Contestou a 2ª Ré, “SA”, defendendo, no essencial, que a última intervenção na sua oficina foi em 5.8.1999, tendo esta solucionado as avarias então reclamadas. Mais refere que desde essa data o A. jamais reclamou junto de si qualquer posterior anomalia, pelo que ignora os invocados defeitos e reparações posteriores. Afirma que todos os demais defeitos apenas foram comunicados à 1ª Ré e a uma outra concessionária, mesmo assim, e sem qualquer efeito com relação à 2ª Ré, decorrido já o prazo de 6 meses após a entrega da viatura, ocorrida em 13.3.1999. Por último, diz que o A. não instaurou a acção no prazo de 6 meses, como lhe competia. Conclui pela improcedência da causa.
Contestou a 1ª Ré, “MP”, alegando, além do mais e em súmula, que o veículo do A. não enfermou de deficiências que tivessem impedido a sua utilização normal, não apresentando o mesmo, designadamente, a invocada falta de potência do motor.

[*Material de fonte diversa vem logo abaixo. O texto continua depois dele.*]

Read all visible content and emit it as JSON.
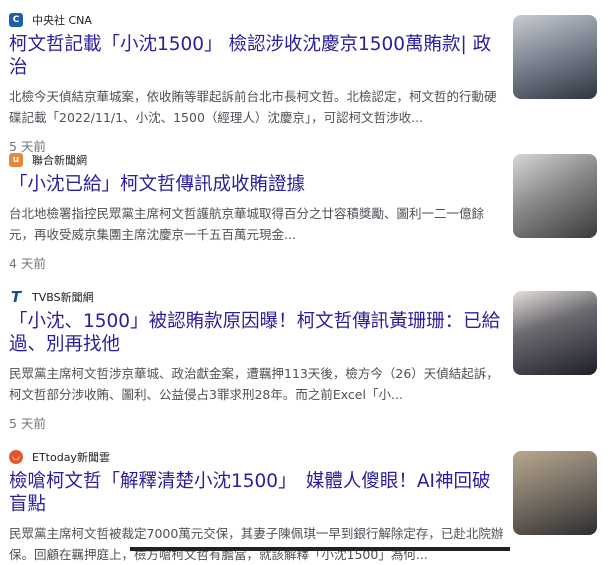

Mais refere que muitos dos defeitos reclamados apenas resultaram de utilização excessiva da viatura por condução anormal sendo, ainda assim, sempre reparadas sem qualquer custo para o A.. Afirma que estava até na disposição de aceitar as reparações a efectuar pela concessionária VTD, mas que o A. mandou suspender tal reparação. Pede, de igual modo, a improcedência da acção.
A fls. 450 e ss., veio a ser proferido despacho saneador, com selecção da matéria de facto e organização de base instrutória. A fls. 464, veio a ser indeferida a reclamação que fora apresentada pela 1ª Ré, requerendo o aditamento de factos à base instrutória.
Realizada a audiência de discussão e julgamento, uma vez fixada a matéria assente (fls. 547 e ss.), foi proferida sentença, em 4.1.2013, que decidiu nos seguintes termos: “(...) julgando esta acção parcialmente procedente e provada, decido condenar as Rés MP  , S.A., e S – , Lda., a pagarem, solidariamente entre si, ao Autor CM, a título de indemnização por danos emergentes, a quantia pecuniária de € 7.207,63 (sete mil, duzentos e sete euros e sessenta e três cêntimos), acrescida de juros de mora, às sucessivas taxas supletivas para negócios civis – contados desde a citação das Rés, até pagamento efectivo e integral.
Absolvo as Rés de todo o demais peticionado pelo Autor.
As custas são a cargo de Autor e Rés, na proporção dos decaimentos – cf. artigo 446.º/1 e 2 do Código de Processo Civil. (...).”
Inconformadas, cada uma das RR. interpôs recurso, sendo os mesmos recebidos como de apelação, a subir imediatamente nos próprios autos e efeito suspensivo (fls. 582).
Apresentadas as alegações pela 1ª Ré, “MP”, foram ali formuladas as seguintes conclusões que se transcrevem nos precisos termos:
1. (…)
Pede a revogação da sentença apelada, sendo a 1ª Ré absolvida do pedido.
Apresentadas as alegações pela 2ª Ré, “S”, foram por esta formuladas as conclusões que a seguir também se transcrevem:

(…)
Pede a revogação da sentença, sendo considerada procedente a excepção da caducidade.
Não se mostra apresentada resposta aos recursos.
Corridos os vistos legais, cumpre apreciar e decidir.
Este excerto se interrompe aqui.